# POV Colored lights in Virginia



## emt for life (Sep 7, 2011)

What color lights are legal for POV's in the State of Virginia? Thanks and no mean comments please I want a light to let people know im coming so I dont run in the back of them when im responding to a call on a country road


----------



## NomadicMedic (Sep 7, 2011)

Based on other posts on the same topic here, I doubt you'll get much in the way of help. This forum, for the most part, is rather "anti lights in your pov". 

As I always suggest, for blinky stuff, try www.elightbars.org. 


Sent from my iPhone.


----------



## usafmedic45 (Sep 7, 2011)

emt for life said:


> so I dont run in the back of them when im responding to a call on a country road



:rofl::rofl:


----------



## emt for life (Sep 7, 2011)

Do u know anywhere that I could find out what Light colors are legal though?


----------



## usalsfyre (Sep 7, 2011)

Red and amber are the only legal
colors in VA (as an ex VA volley)

If your driving fast enough you might "run into the back of somebody" on a county road you have absolutely no business running lights, and it's pretty darn questionable whether you have any business responding to EMS calls at all.


----------



## emt for life (Sep 7, 2011)

What do u mean you dont know if I have any business running EMS calls?


----------



## Anjel (Sep 7, 2011)

emt for life said:


> What do u mean you dont know if I have any business running EMS calls?
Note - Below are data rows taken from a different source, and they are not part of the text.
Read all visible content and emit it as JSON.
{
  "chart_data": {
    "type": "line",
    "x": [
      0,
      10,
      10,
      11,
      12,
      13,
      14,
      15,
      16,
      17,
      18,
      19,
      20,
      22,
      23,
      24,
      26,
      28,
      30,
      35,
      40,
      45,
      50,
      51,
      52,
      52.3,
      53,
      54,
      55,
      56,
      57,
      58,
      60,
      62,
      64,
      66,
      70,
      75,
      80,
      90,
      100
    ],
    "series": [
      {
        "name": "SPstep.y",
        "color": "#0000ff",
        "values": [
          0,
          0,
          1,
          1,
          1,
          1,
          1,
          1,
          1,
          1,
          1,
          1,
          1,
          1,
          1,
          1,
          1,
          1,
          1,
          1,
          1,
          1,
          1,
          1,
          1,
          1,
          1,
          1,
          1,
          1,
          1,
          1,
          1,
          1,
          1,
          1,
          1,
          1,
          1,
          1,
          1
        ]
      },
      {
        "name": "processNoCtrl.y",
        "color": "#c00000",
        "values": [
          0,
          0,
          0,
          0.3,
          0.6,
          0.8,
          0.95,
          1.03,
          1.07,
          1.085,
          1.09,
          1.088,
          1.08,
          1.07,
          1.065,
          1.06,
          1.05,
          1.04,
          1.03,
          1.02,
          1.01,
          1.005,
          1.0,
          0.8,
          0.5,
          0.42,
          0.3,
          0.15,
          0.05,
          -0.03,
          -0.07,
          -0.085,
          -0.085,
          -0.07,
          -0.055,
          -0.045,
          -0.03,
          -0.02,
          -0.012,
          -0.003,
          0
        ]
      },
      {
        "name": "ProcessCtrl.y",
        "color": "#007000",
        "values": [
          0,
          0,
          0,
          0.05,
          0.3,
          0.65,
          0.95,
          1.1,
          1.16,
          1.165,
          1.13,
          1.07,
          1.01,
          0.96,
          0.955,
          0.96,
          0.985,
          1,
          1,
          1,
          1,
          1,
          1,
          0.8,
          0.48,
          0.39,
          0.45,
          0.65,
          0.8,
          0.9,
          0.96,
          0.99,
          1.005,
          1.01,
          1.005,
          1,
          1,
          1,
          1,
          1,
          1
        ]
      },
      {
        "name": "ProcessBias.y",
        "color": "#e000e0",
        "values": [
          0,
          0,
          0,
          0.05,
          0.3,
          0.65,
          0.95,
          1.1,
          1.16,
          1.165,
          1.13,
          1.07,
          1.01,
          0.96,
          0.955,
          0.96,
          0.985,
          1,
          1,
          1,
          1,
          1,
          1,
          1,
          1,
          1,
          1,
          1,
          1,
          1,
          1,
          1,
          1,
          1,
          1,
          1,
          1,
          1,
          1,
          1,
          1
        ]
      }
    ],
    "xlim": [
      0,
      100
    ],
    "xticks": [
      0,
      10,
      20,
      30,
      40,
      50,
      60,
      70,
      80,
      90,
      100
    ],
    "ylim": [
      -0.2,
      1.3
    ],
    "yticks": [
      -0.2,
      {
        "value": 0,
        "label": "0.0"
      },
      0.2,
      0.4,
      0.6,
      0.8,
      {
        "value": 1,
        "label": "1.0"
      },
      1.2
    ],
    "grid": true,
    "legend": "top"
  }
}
he is saying if you run into the back of someone driving. then you have no business in ems.


----------



## emt for life (Sep 7, 2011)

oh yeah lol not gonna do that. What is the legal colors in Virginia


----------



## Anjel (Sep 7, 2011)

usalsfyre said:


> Red and amber are the only legal
> colors in VA (as an ex VA volley)



this


----------



## Handsome Robb (Sep 7, 2011)

see my signature.  

http://leg1.state.va.us/cgi-bin/legp504.exe?000+cod+46.2-1020


----------



## usafmedic45 (Sep 7, 2011)

> What do u mean you dont know if I have any business running EMS calls?



See the post quoted above....



> oh yeah lol not gonna do that. What is the legal colors in Virginia



...and this....



> Do u know anywhere that I could find out what Light colors are legal though?



....and that....



> Thanks and no mean comments please I want a light to let people know im coming so I dont run in the back of them when im responding to a call on a country road



...and that.


----------



## DGreno (Sep 7, 2011)

In VA, Red -OR- Red *and *White. I used to volly when I lived there and that's what we used.
Please take into consideration safety and courtesy for installing POV lights. This is much more important than the "cool factor".


----------



## emt for life (Sep 9, 2011)

I am going to get a light bar the mini phantom that plugs into the cigeratte lighter port and it just goes on your windshield . Nothing too hard to figure out


----------



## DGreno (Sep 9, 2011)

Mini Phantom is a good light. I have used them before. Check out the flash back shield from Galls. Major improvement in glare reduction when responding at night. Be safe!!


----------